WASHINGTON — President Donald Trump on Tuesday praised NATO countries for increasing their financial contributions to the Western alliance, but he’s still hounding them to pay even more, saying the United States still shoulders a disproportionate share of the cost of protecting Europe.

The president met at the White House with NATO Secretary-General Jens Stoltenberg, who is in Washington to mark the 70th anniversary of the organization formed to counter Russian aggression.

The two leaders had kind words for one another. But Trump, who once suggested he might pull the U.S. out of NATO if member counties don’t significantly boost their defense spending, took aim at Germany for not raising its contribution as high as he expects.

"We've worked together on getting some of our allies to pay their fair share," Trump told reporters as he sat with Stoltenberg in the Oval Office. "At some point, it's going to have to go higher."

Stoltenberg thanked Trump for his "strong commitment to NATO" and for his leadership in getting member nations to increase their commitments.

“When I came, it wasn’t so good,” Trump said about contributions to NATO. Since he came into office, he said, the growth has “been a rocket ship up.”

Spending by the 29 NATO countries, which dropped after the end of the Cold War, has actually been rising since 2014 — before Trump took office.

After Russia's 2014 annexation of Ukraine's Crimean Peninsula, member countries agreed to boost defense budgets and "move toward" spending 2% of their gross domestic product on defense by 2024. The U.S. spends about 3.4% of its GDP on defense.

Since Trump took office, European allies and Canada have added $41 billion to their defense budgets. By the end of next year, this will rise to $100 billion, Stoltenberg said. Germany, however, remains the main target of Trump's ire because it now plans to spend 1.5% by 2024, which is lower than the 2% guideline.

"Germany is not paying their fair share," he said. "I have a great feeling for Germany, but they're not paying what they should be paying. We're paying for a big proportion of NATO, which is basically protecting Europe."

Stoltenberg agreed that defense spending must rise. But he says the 2% guideline was not invented by the United States and was a target the 29 allies set in 2014 before Trump took office.

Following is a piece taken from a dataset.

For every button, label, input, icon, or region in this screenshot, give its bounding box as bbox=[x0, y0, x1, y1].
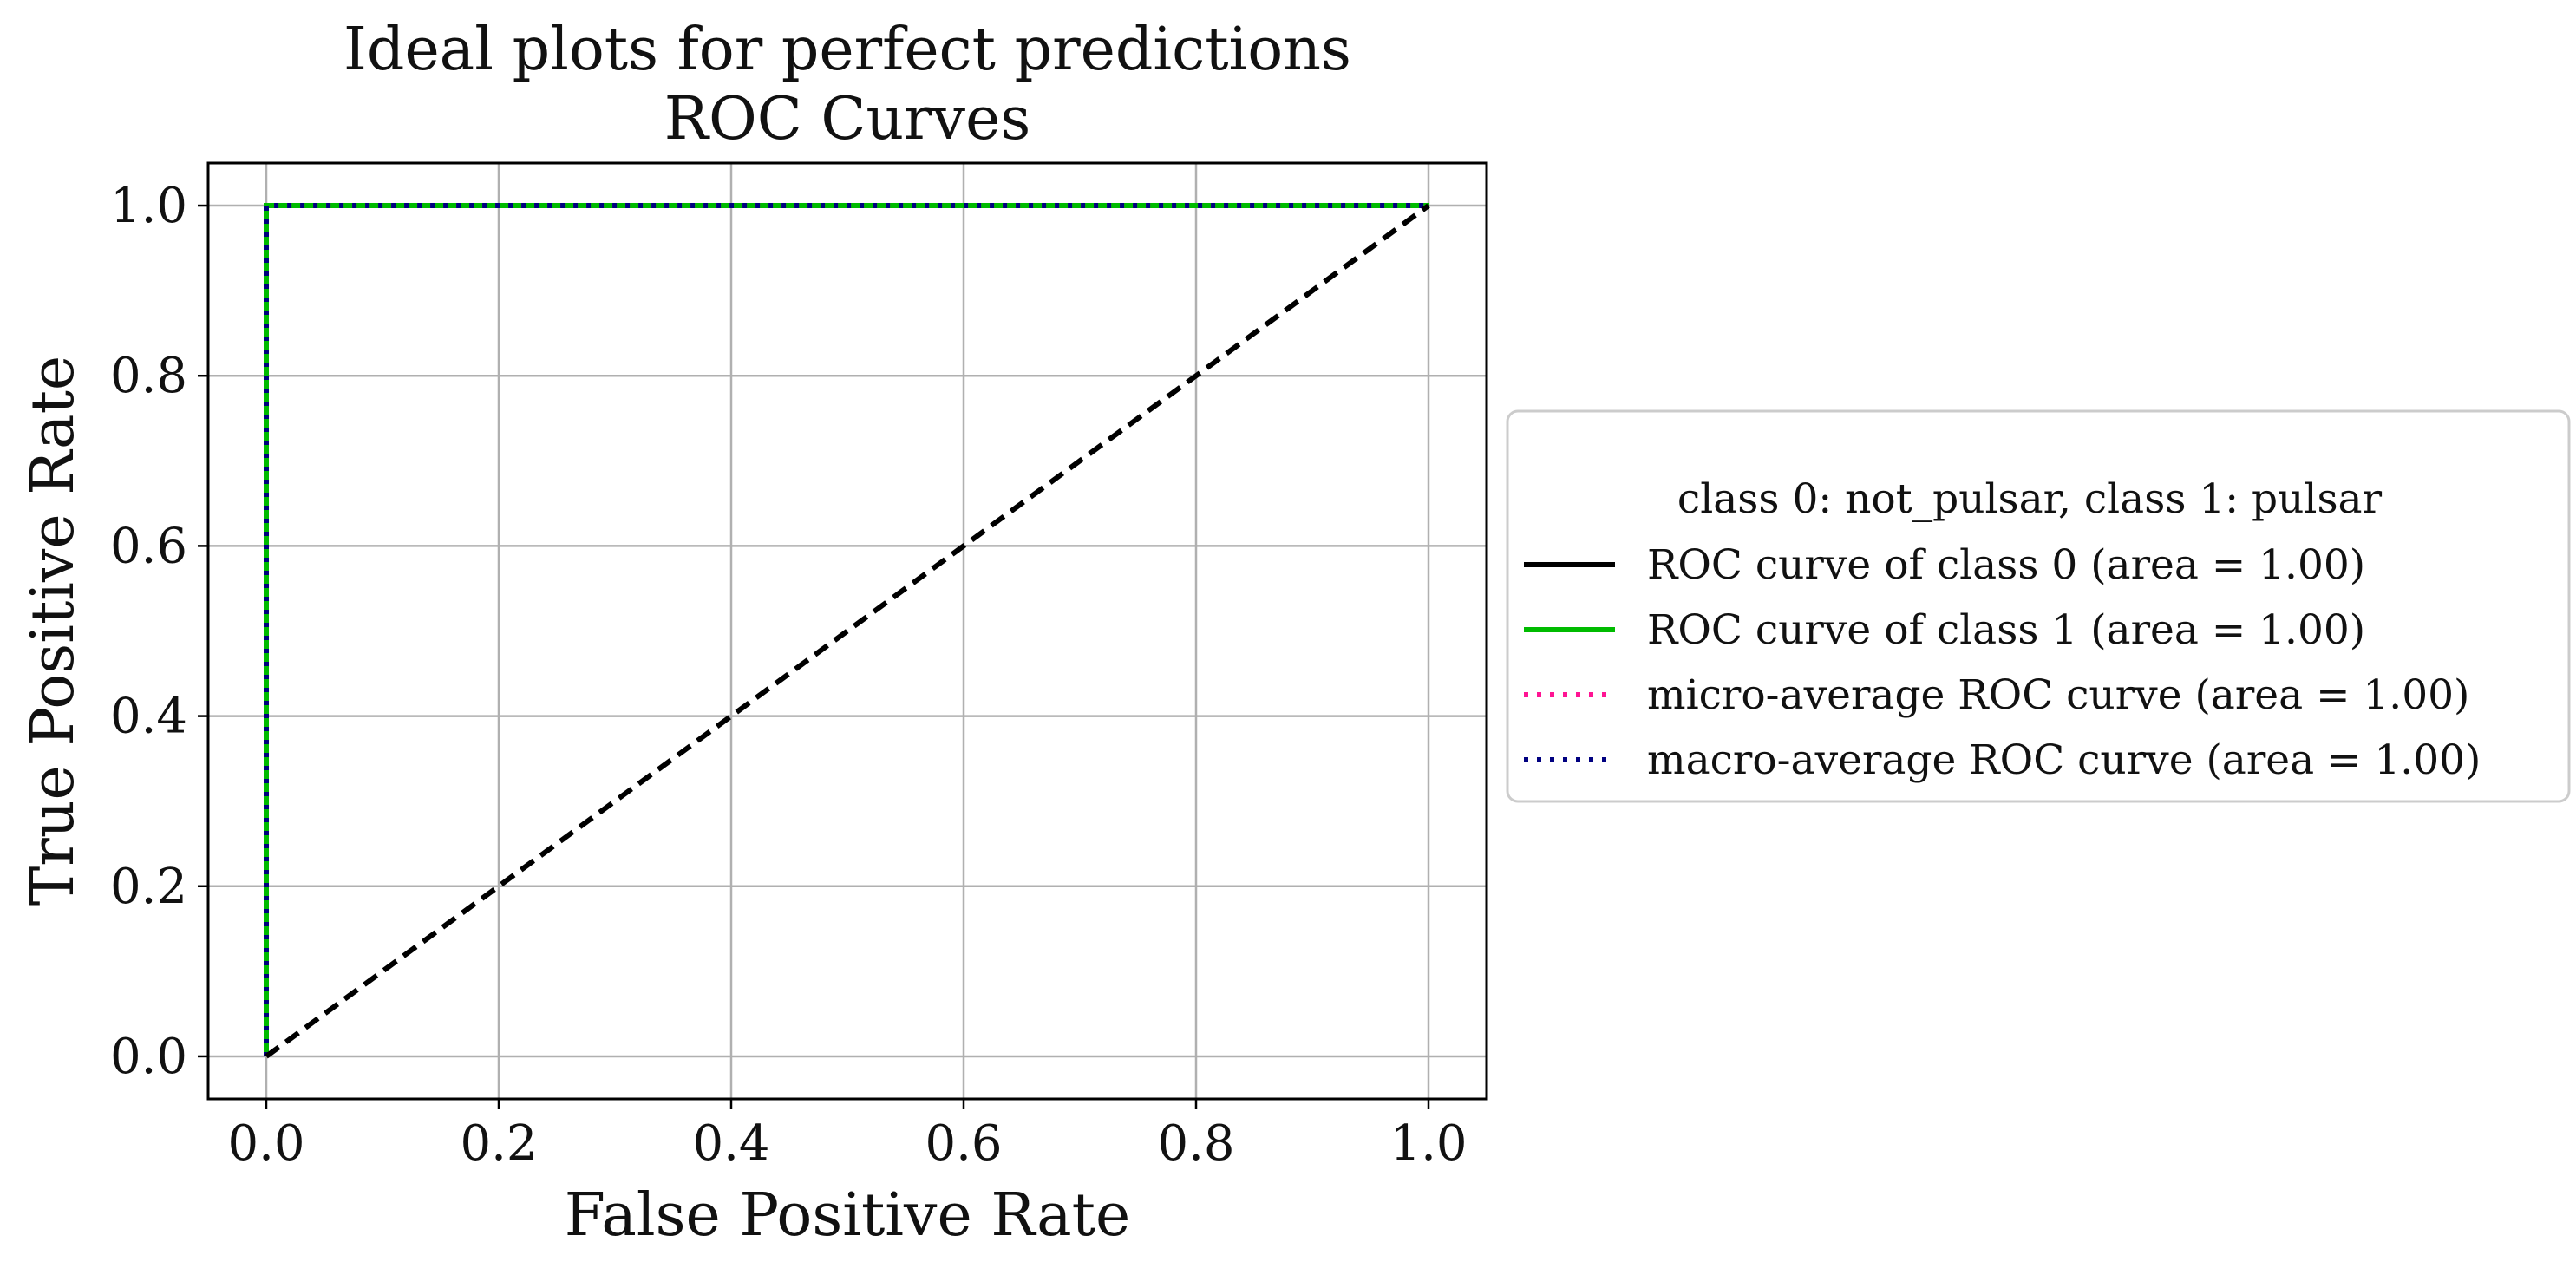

Trump, who ran on an “America First” platform, has irritated European allies. He has slapped tariffs on the European Union, pulled the U.S. out of the landmark Paris Climate Accord and the Iran nuclear deal. Trump’s eagerness to get along with the Russian leader — in spite of Russia’s meddling in the 2016 U.S. presidential election and numerous other aggressive moves in recent years — has alarmed those who view Russia as a growing threat.

"NATO's single greatest challenge is the absence of strong, principled American presidential leadership for the first time in its history," two former U.S. envoys to NATO, Nicholas Burns and Douglas Lute, wrote in a report on the 70th birthday for the Harvard Kennedy School's Belfer Center for Science and International Affairs.

Lute and Burns said NATO leaders considered not holding a 2019 summit to mark the 70th anniversary at all because they feared Trump would "blow up a meeting in controversy as he has done each time he has met with NATO leaders during the past two years." The alliance plans a scaled-down summit of leaders in December that Trump is expected to attend.

Allies see Trump as NATO's "most urgent, and often most difficult, problem," they wrote in their report. Secretary of State Mike Pompeo defended Trump, saying their conclusion was "just simply wrong" and adding that the administration has worked hard to make NATO stronger.

Stoltenberg is slated to address Congress on Wednesday — a first for a NATO secretary-general. The NATO foreign ministers in Washington to mark the anniversary will be attending a reception at the Andrew W. Mellon Auditorium, where President Harry S. Truman hosted the original 12 member nations that signed the accord establishing the North Atlantic Treaty Organization in 1949.

On Thursday, the foreign ministers will meet at the State Department. Their first session will focus on Russia. The ministers are expected to endorse a package of Black Sea measures to improve NATO's defenses in the region. Other topics include Afghanistan, the demise of a landmark arms-control treaty that the U.S. and Russia signed in the late 1980s and Turkey's announced decision to buy a Russian surface-to-air missile system. Turkey is a NATO ally, but the Russian system is not compatible with NATO systems and is considered a threat to U.S. F-35 aircraft.

Associated Press writer Lorne Cook in Brussels contributed to this report.